12. “Root is Black” Sentinel
• Once we reach the root of the tree, we’re done.
• If we can ensure that the root is always black, then
we don’t need to worry about the special case of
reaching the root in fixup.
– Fixup stops whenever the next “child” is black, or when
the parent is black.
• It’s easy (and always correct) to simply make the
root black as the last step in any insert/remove
operation.

13. Time Complexity
• Fixup runs in a loop. Each iteration of the loop we do
– O(1) work in case analysis
– O(1) work recoloring nodes (“uncle is red” case)

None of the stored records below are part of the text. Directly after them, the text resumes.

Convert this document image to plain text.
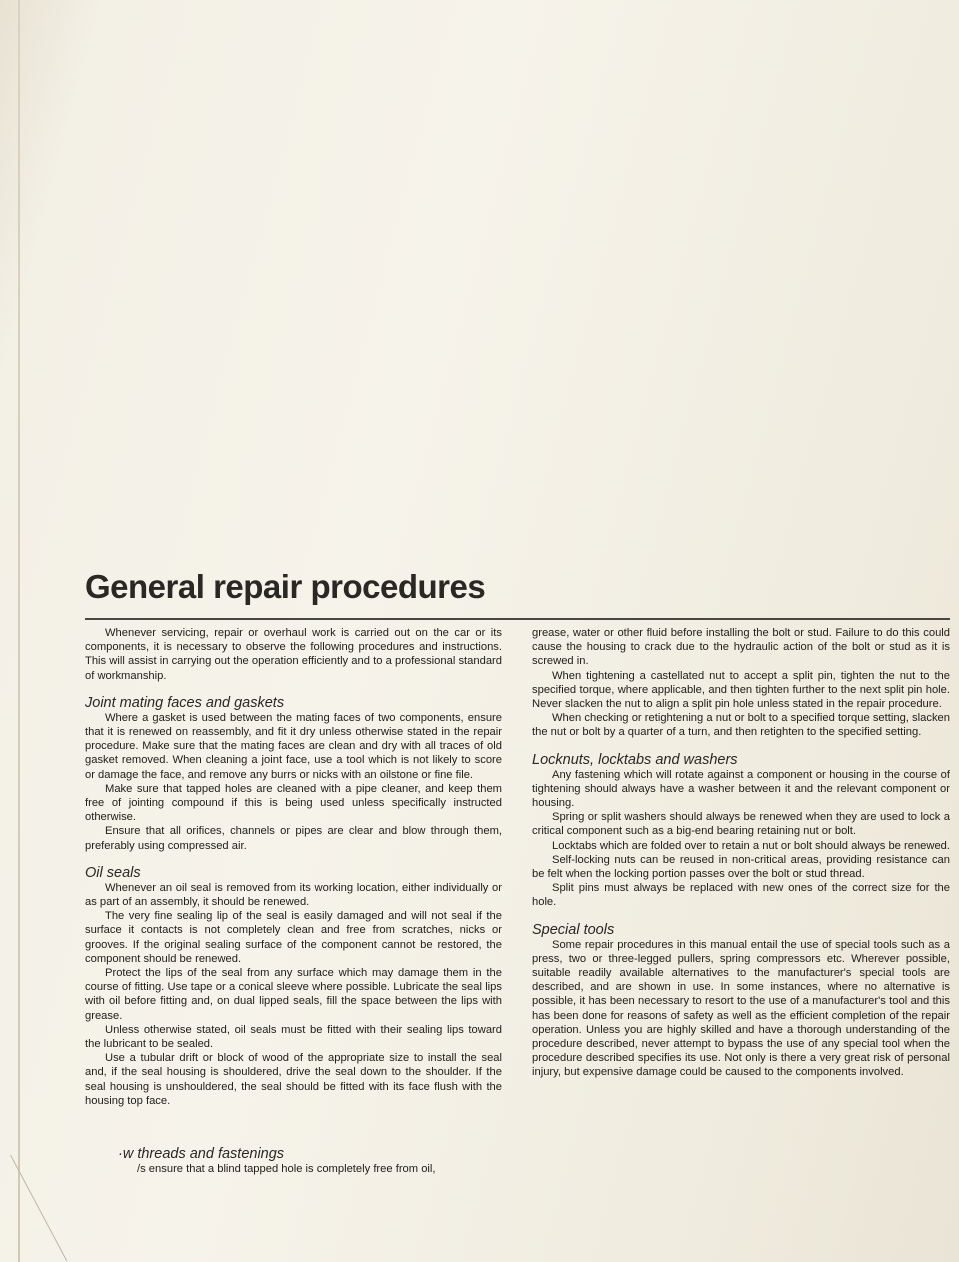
General repair procedures

Whenever servicing, repair or overhaul work is carried out on the car or its components, it is necessary to observe the following procedures and instructions. This will assist in carrying out the operation efficiently and to a professional standard of workmanship.

Joint mating faces and gaskets

Where a gasket is used between the mating faces of two components, ensure that it is renewed on reassembly, and fit it dry unless otherwise stated in the repair procedure. Make sure that the mating faces are clean and dry with all traces of old gasket removed. When cleaning a joint face, use a tool which is not likely to score or damage the face, and remove any burrs or nicks with an oilstone or fine file.

Make sure that tapped holes are cleaned with a pipe cleaner, and keep them free of jointing compound if this is being used unless specifically instructed otherwise.

Ensure that all orifices, channels or pipes are clear and blow through them, preferably using compressed air.

Oil seals

Whenever an oil seal is removed from its working location, either individually or as part of an assembly, it should be renewed.

The very fine sealing lip of the seal is easily damaged and will not seal if the surface it contacts is not completely clean and free from scratches, nicks or grooves. If the original sealing surface of the component cannot be restored, the component should be renewed.

Protect the lips of the seal from any surface which may damage them in the course of fitting. Use tape or a conical sleeve where possible. Lubricate the seal lips with oil before fitting and, on dual lipped seals, fill the space between the lips with grease.

Unless otherwise stated, oil seals must be fitted with their sealing lips toward the lubricant to be sealed.

Use a tubular drift or block of wood of the appropriate size to install the seal and, if the seal housing is shouldered, drive the seal down to the shoulder. If the seal housing is unshouldered, the seal should be fitted with its face flush with the housing top face.

·w threads and fastenings

/s ensure that a blind tapped hole is completely free from oil,

grease, water or other fluid before installing the bolt or stud. Failure to do this could cause the housing to crack due to the hydraulic action of the bolt or stud as it is screwed in.

When tightening a castellated nut to accept a split pin, tighten the nut to the specified torque, where applicable, and then tighten further to the next split pin hole. Never slacken the nut to align a split pin hole unless stated in the repair procedure.

When checking or retightening a nut or bolt to a specified torque setting, slacken the nut or bolt by a quarter of a turn, and then retighten to the specified setting.

Locknuts, locktabs and washers

Any fastening which will rotate against a component or housing in the course of tightening should always have a washer between it and the relevant component or housing.

Spring or split washers should always be renewed when they are used to lock a critical component such as a big-end bearing retaining nut or bolt.

Locktabs which are folded over to retain a nut or bolt should always be renewed.

Self-locking nuts can be reused in non-critical areas, providing resistance can be felt when the locking portion passes over the bolt or stud thread.

Split pins must always be replaced with new ones of the correct size for the hole.

Special tools

Some repair procedures in this manual entail the use of special tools such as a press, two or three-legged pullers, spring compressors etc. Wherever possible, suitable readily available alternatives to the manufacturer's special tools are described, and are shown in use. In some instances, where no alternative is possible, it has been necessary to resort to the use of a manufacturer's tool and this has been done for reasons of safety as well as the efficient completion of the repair operation. Unless you are highly skilled and have a thorough understanding of the procedure described, never attempt to bypass the use of any special tool when the procedure described specifies its use. Not only is there a very great risk of personal injury, but expensive damage could be caused to the components involved.
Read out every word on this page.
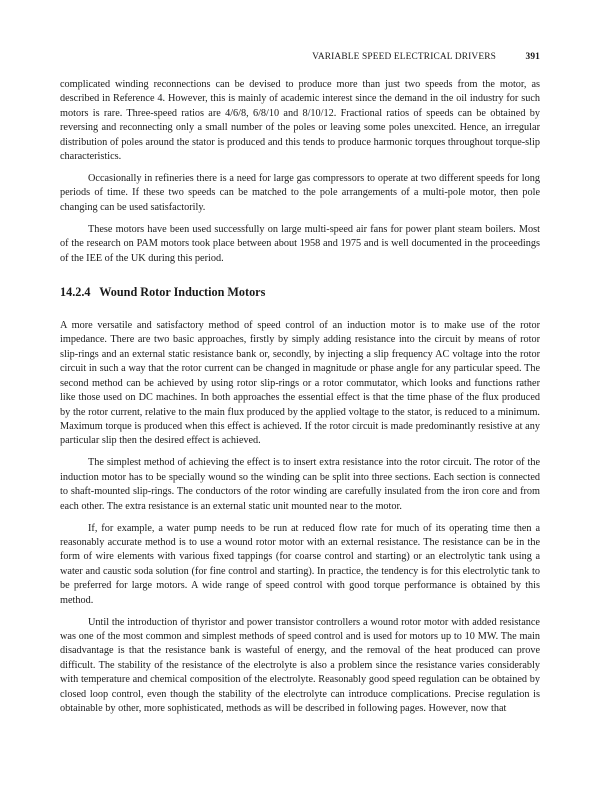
VARIABLE SPEED ELECTRICAL DRIVERS	391

complicated winding reconnections can be devised to produce more than just two speeds from the motor, as described in Reference 4. However, this is mainly of academic interest since the demand in the oil industry for such motors is rare. Three-speed ratios are 4/6/8, 6/8/10 and 8/10/12. Fractional ratios of speeds can be obtained by reversing and reconnecting only a small number of the poles or leaving some poles unexcited. Hence, an irregular distribution of poles around the stator is produced and this tends to produce harmonic torques throughout torque-slip characteristics.

Occasionally in refineries there is a need for large gas compressors to operate at two different speeds for long periods of time. If these two speeds can be matched to the pole arrangements of a multi-pole motor, then pole changing can be used satisfactorily.

These motors have been used successfully on large multi-speed air fans for power plant steam boilers. Most of the research on PAM motors took place between about 1958 and 1975 and is well documented in the proceedings of the IEE of the UK during this period.

14.2.4 Wound Rotor Induction Motors

A more versatile and satisfactory method of speed control of an induction motor is to make use of the rotor impedance. There are two basic approaches, firstly by simply adding resistance into the circuit by means of rotor slip-rings and an external static resistance bank or, secondly, by injecting a slip frequency AC voltage into the rotor circuit in such a way that the rotor current can be changed in magnitude or phase angle for any particular speed. The second method can be achieved by using rotor slip-rings or a rotor commutator, which looks and functions rather like those used on DC machines. In both approaches the essential effect is that the time phase of the flux produced by the rotor current, relative to the main flux produced by the applied voltage to the stator, is reduced to a minimum. Maximum torque is produced when this effect is achieved. If the rotor circuit is made predominantly resistive at any particular slip then the desired effect is achieved.

The simplest method of achieving the effect is to insert extra resistance into the rotor circuit. The rotor of the induction motor has to be specially wound so the winding can be split into three sections. Each section is connected to shaft-mounted slip-rings. The conductors of the rotor winding are carefully insulated from the iron core and from each other. The extra resistance is an external static unit mounted near to the motor.

If, for example, a water pump needs to be run at reduced flow rate for much of its operating time then a reasonably accurate method is to use a wound rotor motor with an external resistance. The resistance can be in the form of wire elements with various fixed tappings (for coarse control and starting) or an electrolytic tank using a water and caustic soda solution (for fine control and starting). In practice, the tendency is for this electrolytic tank to be preferred for large motors. A wide range of speed control with good torque performance is obtained by this method.

Until the introduction of thyristor and power transistor controllers a wound rotor motor with added resistance was one of the most common and simplest methods of speed control and is used for motors up to 10 MW. The main disadvantage is that the resistance bank is wasteful of energy, and the removal of the heat produced can prove difficult. The stability of the resistance of the electrolyte is also a problem since the resistance varies considerably with temperature and chemical composition of the electrolyte. Reasonably good speed regulation can be obtained by closed loop control, even though the stability of the electrolyte can introduce complications. Precise regulation is obtainable by other, more sophisticated, methods as will be described in following pages. However, now that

– O(1) work performing rotations (at worst 2 rotations)
• Each iteration of the loop we either terminate (always the
case after a rotation), or we set “child” equal to
grandparent
– i.e., each iteration of the loop uses a node with height less than the
previous iteration.
• Since height must decrease each iteration, we can do at
most h iterations. Since h = O(log n), we do O(log n)
iterations with O(1) work each iteration.